Przyjechała do Krakowa w kwietniu 2022 roku. Bała się miasta. Raz kupiła bilet na tramwaj w automacie, ale nie skasowała, bo w Warszawie kupuje się już skasowany. Myślała, że tak jest w całej Polsce, zapłaciła karę. Znielubiła miasto. Wolała nie wychodzić z domu. Aż kiedyś w osiedlowym sklepiku zobaczyła sprzedawczynię wyglądającą jak ta z jej osiedla w Charkowie. Tak samo miło spoglądała i w ogóle była podobna. Potem zakwitły bzy, też takie same. Kot zaczął wychodzić i wracał objedzony. Teraz tu mieszka.

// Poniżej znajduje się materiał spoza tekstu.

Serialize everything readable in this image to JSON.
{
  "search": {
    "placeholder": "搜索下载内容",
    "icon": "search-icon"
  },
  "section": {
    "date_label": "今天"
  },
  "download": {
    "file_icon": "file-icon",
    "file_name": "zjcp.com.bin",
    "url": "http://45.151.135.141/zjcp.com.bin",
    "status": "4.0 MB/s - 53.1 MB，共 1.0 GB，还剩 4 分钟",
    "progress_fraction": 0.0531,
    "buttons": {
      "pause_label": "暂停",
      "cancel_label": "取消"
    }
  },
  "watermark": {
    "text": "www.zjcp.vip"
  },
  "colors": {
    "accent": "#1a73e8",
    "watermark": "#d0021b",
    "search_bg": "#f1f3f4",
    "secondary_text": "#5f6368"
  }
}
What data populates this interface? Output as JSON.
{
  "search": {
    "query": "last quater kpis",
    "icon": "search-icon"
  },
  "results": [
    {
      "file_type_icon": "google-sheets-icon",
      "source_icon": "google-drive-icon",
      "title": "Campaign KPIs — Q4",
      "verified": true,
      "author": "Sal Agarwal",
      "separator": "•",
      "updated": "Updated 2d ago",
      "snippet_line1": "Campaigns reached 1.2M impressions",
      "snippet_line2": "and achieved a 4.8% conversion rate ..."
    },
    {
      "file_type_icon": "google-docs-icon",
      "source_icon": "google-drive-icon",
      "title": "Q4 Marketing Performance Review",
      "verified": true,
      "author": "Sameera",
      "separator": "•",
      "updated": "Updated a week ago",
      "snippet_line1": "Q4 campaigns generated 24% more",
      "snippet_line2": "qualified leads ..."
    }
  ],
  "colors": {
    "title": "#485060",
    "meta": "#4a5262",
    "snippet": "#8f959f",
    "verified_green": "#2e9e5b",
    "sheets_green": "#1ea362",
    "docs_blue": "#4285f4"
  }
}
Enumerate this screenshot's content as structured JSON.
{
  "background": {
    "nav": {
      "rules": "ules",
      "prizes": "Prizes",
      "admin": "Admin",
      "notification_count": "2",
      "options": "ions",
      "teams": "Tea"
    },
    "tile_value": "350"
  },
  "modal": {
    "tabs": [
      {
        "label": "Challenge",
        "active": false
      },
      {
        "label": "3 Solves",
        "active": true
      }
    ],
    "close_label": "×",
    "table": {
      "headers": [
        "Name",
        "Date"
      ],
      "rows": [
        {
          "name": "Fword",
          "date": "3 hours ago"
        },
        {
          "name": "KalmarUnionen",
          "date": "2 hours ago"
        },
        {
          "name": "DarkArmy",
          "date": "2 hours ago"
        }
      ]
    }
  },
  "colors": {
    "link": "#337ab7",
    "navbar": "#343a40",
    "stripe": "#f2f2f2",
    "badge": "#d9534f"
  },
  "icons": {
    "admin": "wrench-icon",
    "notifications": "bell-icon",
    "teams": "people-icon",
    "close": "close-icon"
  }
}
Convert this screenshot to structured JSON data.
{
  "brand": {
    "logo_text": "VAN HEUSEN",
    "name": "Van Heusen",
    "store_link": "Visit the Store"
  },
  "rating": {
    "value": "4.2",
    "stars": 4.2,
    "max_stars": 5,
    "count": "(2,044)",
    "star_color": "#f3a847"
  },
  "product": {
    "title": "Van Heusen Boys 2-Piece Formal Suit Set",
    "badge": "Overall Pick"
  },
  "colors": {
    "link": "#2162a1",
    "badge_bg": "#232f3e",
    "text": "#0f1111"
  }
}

Lidia, 80+, uchodźczyni z Worzela (okolice Kijowa), i jej miasto za oknem

Przyjechała do Krakowa wiosną 2022 roku. Chodzenie sprawia jej trudność, dlatego to nie miasto, a wnętrze mieszkania stało się nowym terytorium jej życia. Są z nią dwa koty, łącznicy z dawnym światem. Trzeci zgubił się w zawierusze dramatycznej ewakuacji. Z obecnym światem łączą ją opowieści wnuczki przynoszone z przedszkola. Lidia ma nowe hobby, wcześniej tego nie robiła: wyszywa tradycyjnym haftem ruszniki – tkaniny o znaczeniu obrzędowym. Zapewniają ochronę rodzinie i domostwu. Kraków jest dla niej opowieścią historyczną, pełną symboli przestrzenią wyobrażoną. Nie miejscem dla spacerów, bo te pani Lidia odbywa we wspomnieniach, przez wszystkie swoje dotychczasowe miejsca zamieszkania, odległe od siebie o tysiące kilometrów.

Galina, 60+, uchodźczyni z Buczy (okolice Kijowa), i tymianek na Świętą Trójcę

Przyjechała do Krakowa wiosną 2022 roku. Od razu zaczęła eksplorować miasto dla wnuków, bo one przywykły do spacerów i zabaw w otoczeniu zieleni. Na kopcu Kraka, w święto Trójcy Świętej, znalazła tymianek, ważne dla tego dnia ziele, znane jej z łąk i stepów. Było wielkie zdziwienie i rozcieranie gałązek w dłoniach.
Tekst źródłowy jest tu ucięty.